Womack Report

April 10, 2007

Accounting, April 10

Filed under: Accounting,Notes,School — Phillip Womack @ 12:04 pm

Low attendance today. Today is apparently the drop-dead date, so that may be the explanation. If so, a lot of people decided they didn’t like their odds. Class is a ghost town.We’re finishing up inventory today.

Valuing Inventory at the Lower of Cost or Market. The Lower of Cost or Market Rule states that when the replacement cost of inventory falls below the historical cost, the inventory is written down at the lower value, and a loss is recorded.

This can be done item-by-item, or by comparing entire categories at a time.

Essentially, if it would cost less to replace the items today than it did to purchase them originally, you lower their cost to reflect the replacement cost.

The Retail Method of Inventory Estimation is a method for estimating the cosr of inventory by using the ratio of the cost to the retail price.

Estimated Ending Inventory at Retail = (Beginning Inventory + Purchases) at Retail – Sales During Period

The term at retail means the amount of inventory at the marked selling price.

The Gross Profit Method of Inventory Estimation is a way of estimating the cost of inventory on the assumption that the ratio of gross margin for a business remains relatively stable from year to year.

Estimated Ending Inventory at cost = Cost of Goods Available for Sale – (Sales – Estimated Gross Margin)

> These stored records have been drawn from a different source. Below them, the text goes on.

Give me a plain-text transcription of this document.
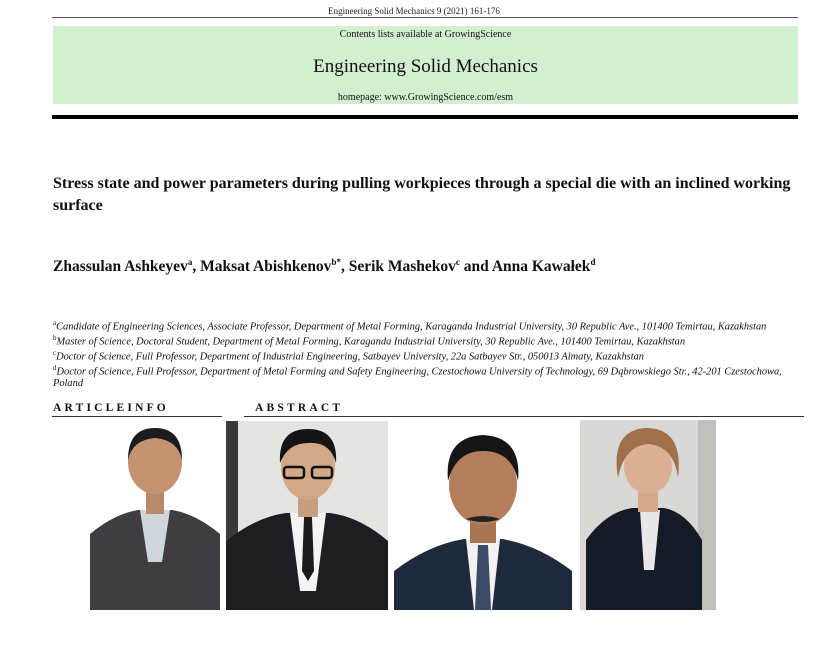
Engineering Solid Mechanics 9 (2021) 161-176
Contents lists available at GrowingScience
Engineering Solid Mechanics
homepage: www.GrowingScience.com/esm
Stress state and power parameters during pulling workpieces through a special die with an inclined working surface
Zhassulan Ashkeyev$^a$, Maksat Abishkenov$^{b*}$, Serik Mashekov$^c$ and Anna Kawałek$^d$

$^a$Candidate of Engineering Sciences, Associate Professor, Department of Metal Forming, Karaganda Industrial University, 30 Republic Ave., 101400 Temirtau, Kazakhstan

$^b$Master of Science, Doctoral Student, Department of Metal Forming, Karaganda Industrial University, 30 Republic Ave., 101400 Temirtau, Kazakhstan

$^c$Doctor of Science, Full Professor, Department of Industrial Engineering, Satbayev University, 22a Satbayev Str., 050013 Almaty, Kazakhstan

$^d$Doctor of Science, Full Professor, Department of Metal Forming and Safety Engineering, Czestochowa University of Technology, 69 Dąbrowskiego Str., 42-201 Czestochowa, Poland

ARTICLEINFO	ABSTRACT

This method is used in place of the retail method when proper records don’t exist. It is acceptable for interim report statements, but is not acceptable for end of year statements.

Chapter 9: Long-Lived Assets

Long-lived assets include fixed assets, plant assets, intangible assets, and a few other things that won’t be covered.

Expenditures are necessary to create or maintain long-lived assets. There are two kinds of expenditures for long-lived assets.

  • Capital expenditures — Expenditures to increase the value of the asset or make it ready for its intended use
  • Revenue expenditures

The cost of the asset equals the fair market value of the expenditures.